床に落ちて、パサリと虚しい音を立てる赤本。

「寝言は、西進模試の偏差値をせめて『50』まで上げてから仰ることね」


薫子先生は、冷酷な知性の赤メガネをパキリと指先で押し上げ、俺の白紙の解答用紙を冷たく見下ろした。


「問4の読解記述、ジャスト33字で埋めて悦に浸っているようだけれど……文脈が完全に崩壊しているわ。部分点すら与える価値のない、正真正銘の『0点(スコアゼロ)』。あなたのその泥臭いノイズとやらは、我が祖先(平家)の歴史をハックするどころか、ただの文字数の無駄遣いよ」


「ゼロ点……ッ!?」


「当然でしょう。去勢されたモブ以下の脳波ね。土曜日の【アカデミック大階段教室】の一斉ランキング戦、あなたには一番下のドブ席がお似合いだわ。これ以上私の視界を汚さないで頂戴」


ツンデレの「デレ」など、この平静京の頂点たる【ナンバーズ39】には1分子も存在しなかった。
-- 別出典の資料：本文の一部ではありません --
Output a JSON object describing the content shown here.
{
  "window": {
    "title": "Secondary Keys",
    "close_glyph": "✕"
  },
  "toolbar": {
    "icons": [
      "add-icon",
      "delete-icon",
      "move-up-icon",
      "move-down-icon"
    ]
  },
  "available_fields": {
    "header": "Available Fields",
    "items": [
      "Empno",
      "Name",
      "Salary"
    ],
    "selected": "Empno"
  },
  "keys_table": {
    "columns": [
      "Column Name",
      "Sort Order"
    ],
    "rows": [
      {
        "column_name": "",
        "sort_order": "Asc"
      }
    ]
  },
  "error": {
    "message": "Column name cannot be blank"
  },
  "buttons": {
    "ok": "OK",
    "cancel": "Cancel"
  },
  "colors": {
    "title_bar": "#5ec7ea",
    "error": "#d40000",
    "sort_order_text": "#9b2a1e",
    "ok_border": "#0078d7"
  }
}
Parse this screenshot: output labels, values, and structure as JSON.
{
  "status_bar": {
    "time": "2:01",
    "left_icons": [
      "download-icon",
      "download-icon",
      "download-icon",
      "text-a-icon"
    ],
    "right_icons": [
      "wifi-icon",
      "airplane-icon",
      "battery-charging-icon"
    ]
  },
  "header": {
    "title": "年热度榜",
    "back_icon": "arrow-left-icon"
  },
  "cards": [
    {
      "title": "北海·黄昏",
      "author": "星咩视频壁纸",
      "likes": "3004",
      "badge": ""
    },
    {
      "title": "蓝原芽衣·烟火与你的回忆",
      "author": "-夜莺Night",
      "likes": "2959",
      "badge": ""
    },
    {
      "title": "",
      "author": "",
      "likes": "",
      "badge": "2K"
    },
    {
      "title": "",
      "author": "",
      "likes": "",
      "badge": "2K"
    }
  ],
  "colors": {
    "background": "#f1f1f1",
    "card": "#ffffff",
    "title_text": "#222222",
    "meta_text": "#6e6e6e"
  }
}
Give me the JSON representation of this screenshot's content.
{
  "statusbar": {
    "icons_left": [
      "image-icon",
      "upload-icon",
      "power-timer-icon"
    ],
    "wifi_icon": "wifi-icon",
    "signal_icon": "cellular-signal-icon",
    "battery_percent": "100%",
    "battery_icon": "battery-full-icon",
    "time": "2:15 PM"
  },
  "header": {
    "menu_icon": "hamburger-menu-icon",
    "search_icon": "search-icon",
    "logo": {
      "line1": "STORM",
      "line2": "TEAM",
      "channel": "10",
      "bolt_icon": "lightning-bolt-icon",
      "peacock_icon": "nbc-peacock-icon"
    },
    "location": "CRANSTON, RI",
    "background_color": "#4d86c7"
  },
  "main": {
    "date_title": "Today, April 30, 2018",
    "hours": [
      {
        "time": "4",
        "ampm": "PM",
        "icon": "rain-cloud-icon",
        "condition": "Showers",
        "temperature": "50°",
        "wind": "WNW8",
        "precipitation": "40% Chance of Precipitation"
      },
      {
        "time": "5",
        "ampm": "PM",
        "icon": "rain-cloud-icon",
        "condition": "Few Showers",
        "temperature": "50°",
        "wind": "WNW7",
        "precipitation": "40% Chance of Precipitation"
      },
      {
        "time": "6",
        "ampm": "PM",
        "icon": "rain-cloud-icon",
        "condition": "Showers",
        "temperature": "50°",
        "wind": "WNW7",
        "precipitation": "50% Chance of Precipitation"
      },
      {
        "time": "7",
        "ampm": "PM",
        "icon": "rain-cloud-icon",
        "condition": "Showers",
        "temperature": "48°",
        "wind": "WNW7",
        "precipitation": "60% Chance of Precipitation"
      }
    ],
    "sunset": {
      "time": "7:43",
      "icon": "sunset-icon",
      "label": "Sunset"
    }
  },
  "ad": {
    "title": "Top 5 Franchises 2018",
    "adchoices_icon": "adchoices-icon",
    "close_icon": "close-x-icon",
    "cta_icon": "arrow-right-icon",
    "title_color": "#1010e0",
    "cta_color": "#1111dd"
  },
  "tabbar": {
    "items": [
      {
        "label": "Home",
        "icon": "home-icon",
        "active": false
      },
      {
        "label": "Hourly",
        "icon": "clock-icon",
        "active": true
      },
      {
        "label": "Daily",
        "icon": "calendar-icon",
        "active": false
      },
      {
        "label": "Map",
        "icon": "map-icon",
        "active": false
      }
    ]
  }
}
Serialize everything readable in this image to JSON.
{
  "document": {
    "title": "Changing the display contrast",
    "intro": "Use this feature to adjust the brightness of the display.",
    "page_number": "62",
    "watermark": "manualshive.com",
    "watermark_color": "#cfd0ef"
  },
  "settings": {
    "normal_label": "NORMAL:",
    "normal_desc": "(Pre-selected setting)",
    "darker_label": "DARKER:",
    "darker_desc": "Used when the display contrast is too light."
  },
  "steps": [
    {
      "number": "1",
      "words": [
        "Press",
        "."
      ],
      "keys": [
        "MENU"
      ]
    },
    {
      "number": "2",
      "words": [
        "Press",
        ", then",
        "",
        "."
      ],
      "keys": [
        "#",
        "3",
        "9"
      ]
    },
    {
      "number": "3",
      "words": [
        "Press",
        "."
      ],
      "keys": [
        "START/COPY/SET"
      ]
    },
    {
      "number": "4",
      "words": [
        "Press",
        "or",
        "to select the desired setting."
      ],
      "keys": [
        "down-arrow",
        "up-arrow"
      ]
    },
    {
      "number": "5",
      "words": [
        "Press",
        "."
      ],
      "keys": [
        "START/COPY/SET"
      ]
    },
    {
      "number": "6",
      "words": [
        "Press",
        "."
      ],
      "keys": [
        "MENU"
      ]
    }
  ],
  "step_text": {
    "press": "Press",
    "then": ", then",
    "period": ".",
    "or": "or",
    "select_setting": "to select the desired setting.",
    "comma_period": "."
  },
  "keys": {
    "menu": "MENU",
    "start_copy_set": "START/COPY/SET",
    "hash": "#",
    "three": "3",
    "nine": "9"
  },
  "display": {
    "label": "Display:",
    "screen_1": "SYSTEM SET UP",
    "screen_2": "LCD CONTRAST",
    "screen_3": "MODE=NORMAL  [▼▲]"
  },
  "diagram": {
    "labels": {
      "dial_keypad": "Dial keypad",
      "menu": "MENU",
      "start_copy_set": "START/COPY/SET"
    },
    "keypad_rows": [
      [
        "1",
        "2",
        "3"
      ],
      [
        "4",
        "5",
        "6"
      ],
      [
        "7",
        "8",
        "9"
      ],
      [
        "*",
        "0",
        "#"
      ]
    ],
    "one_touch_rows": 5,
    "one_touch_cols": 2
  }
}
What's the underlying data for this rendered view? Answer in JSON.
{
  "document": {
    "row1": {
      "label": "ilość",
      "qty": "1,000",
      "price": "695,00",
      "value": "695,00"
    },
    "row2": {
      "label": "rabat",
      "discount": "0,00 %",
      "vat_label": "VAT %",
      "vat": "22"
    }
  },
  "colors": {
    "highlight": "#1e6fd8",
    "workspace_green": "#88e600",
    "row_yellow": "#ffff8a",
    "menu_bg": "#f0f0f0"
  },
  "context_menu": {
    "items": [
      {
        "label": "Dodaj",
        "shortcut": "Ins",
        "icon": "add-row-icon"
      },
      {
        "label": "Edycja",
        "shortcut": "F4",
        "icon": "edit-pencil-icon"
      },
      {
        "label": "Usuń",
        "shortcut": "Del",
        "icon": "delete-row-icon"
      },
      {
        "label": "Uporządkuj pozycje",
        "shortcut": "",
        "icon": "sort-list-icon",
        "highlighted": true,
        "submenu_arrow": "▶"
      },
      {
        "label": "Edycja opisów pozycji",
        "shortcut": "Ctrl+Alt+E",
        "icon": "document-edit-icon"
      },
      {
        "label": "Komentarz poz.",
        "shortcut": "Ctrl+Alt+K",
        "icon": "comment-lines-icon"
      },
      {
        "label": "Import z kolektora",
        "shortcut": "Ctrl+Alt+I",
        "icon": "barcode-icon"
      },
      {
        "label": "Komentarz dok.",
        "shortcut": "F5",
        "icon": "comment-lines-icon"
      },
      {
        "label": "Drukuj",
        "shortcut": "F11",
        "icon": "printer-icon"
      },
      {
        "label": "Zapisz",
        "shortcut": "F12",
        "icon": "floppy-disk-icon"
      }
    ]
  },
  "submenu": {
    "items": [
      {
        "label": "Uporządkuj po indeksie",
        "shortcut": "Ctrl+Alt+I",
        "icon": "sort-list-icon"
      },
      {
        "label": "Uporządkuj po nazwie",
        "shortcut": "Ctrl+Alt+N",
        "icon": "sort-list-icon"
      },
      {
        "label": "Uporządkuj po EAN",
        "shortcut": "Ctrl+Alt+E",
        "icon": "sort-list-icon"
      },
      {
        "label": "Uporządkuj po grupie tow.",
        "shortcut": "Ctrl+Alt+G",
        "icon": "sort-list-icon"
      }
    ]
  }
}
薫子先生は完全に俺を一瞥もくれず、ヒールの音を冷たく教室に響かせながら、教壇へと戻っていく。


その瞬間――。


教壇の目の前、最前列センターに陣取る二人の「歴史の番人」が、ゆっくりと最後列を振り返った。


「くすっ……。


一瞬だけパッションを放ったかと思えば、ただの身の程知らずな妄想(バグ)だったのね、那須創」


最前列センター左側、早瀬詩織(ナンバーズ41)が、その高貴な【裸眼】で俺を哀れむように見下ろし、クスリと冷笑を漏らした。彼女の背後で鳴り響くモーツァルト『交響曲第41番(ジュピター)』は、今や創の妄想を完璧に嘲笑う最高神の凱歌(ファンファーレ)と化していた。


嫉妬のパッションなどどこにもない。


そこにあるのは、絶対的王者の「格の違い」だけだった。


「時間の無駄だったな、詩織」


最前列センター右側、葛城零(ナンバーズ40)もまた、哀愁のモーツァルト『交響曲第40番』のコードをまといながら、冷徹に鼻で笑った。


「システムを拒絶する裸眼を持つかと思えば、己の脳内システムすら調律できないバカだ。

土曜日の大階段教室で、その西進模試33点のプライドごと、物理的に塵にしてやる」


二人の絶対王者は、俺に完全なる絶望(冷笑)を叩きつけると、前を向いて美しい裸眼でホログラムノートを同時に閉じた。


静まり返る教室。


床に転がる、泥臭い西進模試の紅本。


最前列のツイン・トップからの容赦ない冷笑と、藤平薫子先生の「ツンツンの100乗」という冷酷な現実。



(くそっ……全部俺の妄想だったのかよ……!)


だが、俺は学ランの袖で顔を拭うと、床に落ちた真紅の赤本を、もう一度乱暴に拾い上げた。


0点。冷笑。ツンツンの100乗。


上等じゃねえか。



綺麗に調律された100点満点のエリートどもに、この現実の底辺から、今度こそ本物の「偏差値33の破壊(ノイズ)」を叩きつけてやる。


月曜一限のクラシック・レジスタンスは、一浪生の完全なる妄想敗北(バグ・パージ)から、本当の、血を吐くような泥臭い復讐劇へとアセンドを始めたのだった。